Un risque pour la filière betterave

Il faut dire que les producteurs de betteraves avaient encore à l’esprit les attaques catastrophiques de jaunisse de 2020. Malgré la pulvérisation d’insecticides foliaires contre les pucerons, elles avaient provoqué une perte moyenne de rendement de 30 % au plan national, et les exploitations les plus touchées avaient perdu jusqu’à 70 % de leur récolte ! Les agriculteurs sont d’autant plus consternés par cette décision que dans d’autres pays européens, et en particulier l’Allemagne, des produits à base de NNI restent autorisés en pulvérisation foliaire. L’Allemagne ne les avait pas interdits, ils ne nécessitaient donc pas de dérogation pour être utilisés. Or l’Europe n’a pas interdit l’emploi des produits, mais le recours par les États membres à des dérogations. « En l’absence d’alternatives efficaces déployables en 2023, qu’elles soient issues ou non du Plan national de recherche et innovation (PNRI), la filière se retrouve au pied du mur, constate Franck Sander, président de la CGB. Sans solutions efficaces, les surfaces risquent de baisser sensiblement. » Au-delà d’un recul des superficies de betteraves, cette décision fait courir un véritable risque à toute la filière.
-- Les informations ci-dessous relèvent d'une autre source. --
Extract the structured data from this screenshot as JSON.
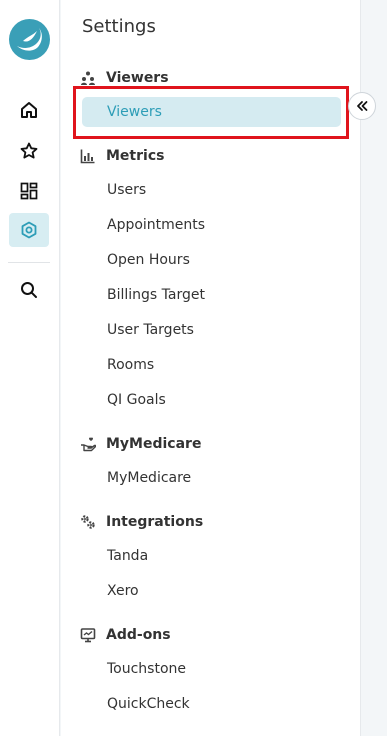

Le programme PNRI, engagé par la filière, et destiné à trouver des solutions alternatives, démarre sa troisième année de recherche et, de l’avis de l’ITB (Institut technique de la betterave), les mesures identifiées ne sont pas encore opérationnelles. Des traitements insecticides foliaires existent bien, mais ne sont pas complètement satisfaisants en cas de fortes attaques et nécessitent parfois de multiples interventions.

« Sans solutions efficaces, les surfaces risquent de baisser sensiblement »
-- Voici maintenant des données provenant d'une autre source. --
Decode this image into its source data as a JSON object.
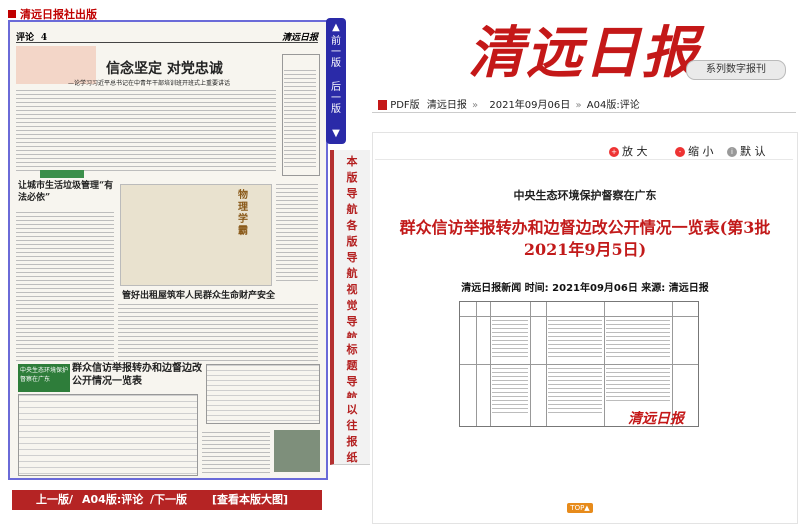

Indemnisation « sans plafond »

Conscient du risque que la fin des NNI faisait courir à la production de betterave en France, le ministre de l’Agriculture, Marc Fesneau, a assuré dès le lendemain de la manifestation, le 9 février, qu’il indemniserait les producteurs « en cas de pertes de rendements liées à la jaunisse en 2023 » sans pour autant donner de précisions sur les modalités d’indemnisation, si ce n’est qu’il s’agirait d’un « dispositif sans plafond, sans franchise ». Il a cependant indiqué qu’il souhaitait « éviter les écueils du processus d’indemnisation lancé en 2020 », où les pertes n’avaient été couvertes qu’en partie, à cause du régime de minimis qui limite à 20 000 € tous les trois ans l’indemnisation que peut recevoir une exploitation. Il a également encouragé les agriculteurs à semer leurs betteraves : « Plantez et assurez la souveraineté alimentaire de la France. »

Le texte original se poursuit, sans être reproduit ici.